Question

The tangent and normal to the parabola $y^2=8x$ drawn at $(2,4)$ intersect the line $ix+y=3$ at the points A and B, respectively. If AB subtends a right angle at the origin, then the sum of all possible values of $i$ is

• A. $2$
• B. $1$
• C. $0$
• D. $-1$

Answer 1

Answer: (D)

$-1$

Given Parabola: $y^2=8x.........\left(i\right)$

Tangent and normal drawn drawn at $P(2,4)$ intersect the line.
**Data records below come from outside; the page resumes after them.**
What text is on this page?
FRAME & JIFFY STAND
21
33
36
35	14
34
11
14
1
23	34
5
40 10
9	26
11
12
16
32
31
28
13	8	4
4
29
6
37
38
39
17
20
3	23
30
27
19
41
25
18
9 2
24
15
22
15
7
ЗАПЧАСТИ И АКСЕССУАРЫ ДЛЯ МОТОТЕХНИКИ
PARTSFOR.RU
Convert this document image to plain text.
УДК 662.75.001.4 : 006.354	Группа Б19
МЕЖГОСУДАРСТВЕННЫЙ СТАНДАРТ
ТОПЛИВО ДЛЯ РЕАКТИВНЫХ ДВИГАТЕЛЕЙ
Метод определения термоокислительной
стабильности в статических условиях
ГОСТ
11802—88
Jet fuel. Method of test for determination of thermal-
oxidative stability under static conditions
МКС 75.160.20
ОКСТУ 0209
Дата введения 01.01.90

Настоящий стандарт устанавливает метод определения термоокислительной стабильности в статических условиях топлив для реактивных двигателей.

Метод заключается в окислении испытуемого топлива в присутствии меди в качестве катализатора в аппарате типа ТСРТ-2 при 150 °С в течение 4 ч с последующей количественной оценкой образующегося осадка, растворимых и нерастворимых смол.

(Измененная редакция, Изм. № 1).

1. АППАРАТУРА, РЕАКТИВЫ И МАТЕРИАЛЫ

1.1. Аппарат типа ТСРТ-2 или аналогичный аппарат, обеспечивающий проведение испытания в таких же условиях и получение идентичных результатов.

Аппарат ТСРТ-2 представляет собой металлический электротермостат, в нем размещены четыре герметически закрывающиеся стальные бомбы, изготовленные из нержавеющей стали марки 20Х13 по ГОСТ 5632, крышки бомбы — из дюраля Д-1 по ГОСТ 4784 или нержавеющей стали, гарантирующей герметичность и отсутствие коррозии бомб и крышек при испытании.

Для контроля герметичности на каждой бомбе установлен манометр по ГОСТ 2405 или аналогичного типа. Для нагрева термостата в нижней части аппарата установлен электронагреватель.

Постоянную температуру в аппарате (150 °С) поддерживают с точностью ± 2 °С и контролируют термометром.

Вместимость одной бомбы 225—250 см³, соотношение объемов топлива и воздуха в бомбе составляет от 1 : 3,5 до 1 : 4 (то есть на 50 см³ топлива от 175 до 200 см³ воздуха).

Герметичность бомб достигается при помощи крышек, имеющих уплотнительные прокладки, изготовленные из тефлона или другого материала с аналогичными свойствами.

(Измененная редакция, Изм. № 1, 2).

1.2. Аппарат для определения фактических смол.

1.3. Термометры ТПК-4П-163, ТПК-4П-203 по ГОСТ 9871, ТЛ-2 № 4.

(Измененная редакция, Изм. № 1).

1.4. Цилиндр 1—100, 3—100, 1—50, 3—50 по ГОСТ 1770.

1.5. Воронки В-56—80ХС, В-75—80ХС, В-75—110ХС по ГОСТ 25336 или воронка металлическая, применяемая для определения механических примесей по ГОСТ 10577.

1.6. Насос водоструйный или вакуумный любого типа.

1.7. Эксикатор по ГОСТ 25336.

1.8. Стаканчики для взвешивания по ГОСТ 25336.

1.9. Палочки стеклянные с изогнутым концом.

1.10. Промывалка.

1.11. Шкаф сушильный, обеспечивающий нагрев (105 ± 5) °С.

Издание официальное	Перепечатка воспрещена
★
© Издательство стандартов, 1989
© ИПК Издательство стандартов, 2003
$=>L_1:+y=ix+y=3.......\left(ii\right)$ at point $A$ and $B$

Tangent at $(2,4)=>4y=\frac{8(x+2)}{2}$

$T=>y=x+2........\left(iii\right)$

Equation of norml at $(2,4)=>N:(y-4)=\frac{-4}{4}(x-2)$

$=>N:y=-x+6........\left(iv\right)$

Point of intersection of $T$ and $L_1$ $=>$ $A:(\frac{1}{i+1},\frac{3+2i}{i+1})$

Point of intersection of $N$ and $L_1$ $=>$$B:(\frac{3}{1-i},\frac{3-6i}{1-i})$

$AB$ sub tends right angle at $(0,0)$.

Line through $(0,0)$ and $A$ $=>$ $y=\left(\frac{\frac{3+2i}{i+1}}{\frac{1}{i+1}}\right)(x-0)$

$=>y=(1-2i)x$

So, $m_1=3+2i$ and $m_2=1-2i$

So, tangent of angle between them, $tan\left(\frac{\pi }{2}\right)=\frac{m_1-m_2}{1-m_1{m}_2}$

$=>\frac{1}{0}=\frac{m_1-m_2}{1-m_1{m}_2}$

$=>1-m_1{m}_2=0$

$=>1=(1-2i)(3-2i)$

$=>1=3-4i-4i^2$

$=>4i^2+4i-2=0($quadratic$)$

Sum of possible values of $i=$ Sum of roots of above equation$=\frac{-4}{4}=-1$.